Cam’s eyes rounded as he came out of his torturous thoughts. “What is it?”
“I’m in a relationship with Joseph, the man who makes the market deliveries.”
Cam sat, the words making sense and not making sense at the same time. “Beg pardon?”
“Joseph, you’ve met him once. Wonderful man. Great in bed. Oh, I probably should have clarified. I’m having a sexual relationship with Joseph. It’s all great fun. He makes me feel alive when he—”

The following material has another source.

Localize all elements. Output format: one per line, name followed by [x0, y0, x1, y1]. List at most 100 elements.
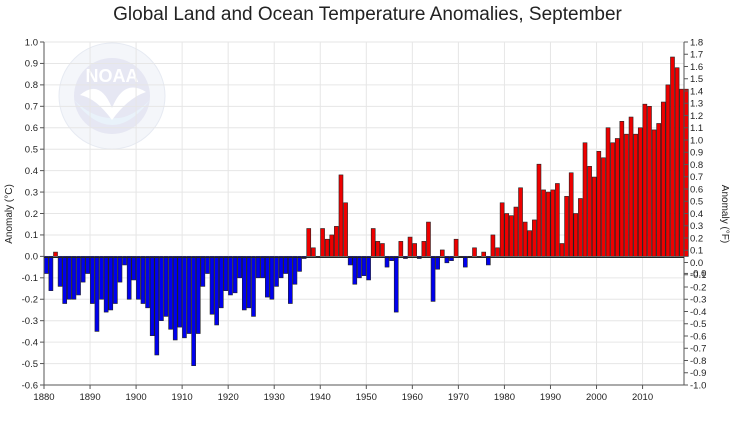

“Mum, stop. For the love of God, please stop saying words.”
The images of his beautiful naked wife were quickly replaced with those of his mother and an old, wrinkled Italian man with stooped shoulders.
“Oh, Cam, please. We’re all adults here. And really, I’m having so much fun. I haven’t felt this free since, well, since before I married your father. Oh, twenty-three, twenty-four. Not that I’d want to be that age again. Goodness, no. But the freedom in—” His mum paused, and Cam hoped for a blessed second that she was done. His prayers apparently went unheard. “Your father and I smoked the marijuana then, Cam. It was the seventies. Everyone did it. But oh, well, that’s not really my point right now.”
Cam laid his head in his hand, his mother’s voice passing through him without consequence at this point.
“My point is this. Joseph and I are very happy in the arrangement between us, and I just want you to know that. Not that I’ll be inviting him to Christmas dinner or anything. It’s more of a casual thing. What is it you young people say? Friends with benefits.”
“Mum!” Cam’s head snapped up at that last phrase, and his blood pressure skyrocketed.
“Don’t be a prude, Cam. Everyone does it.”
“Like the marijuana?” Cam said.
“Why, yes, like the marijuana. Maybe that’s what you need, Cam.”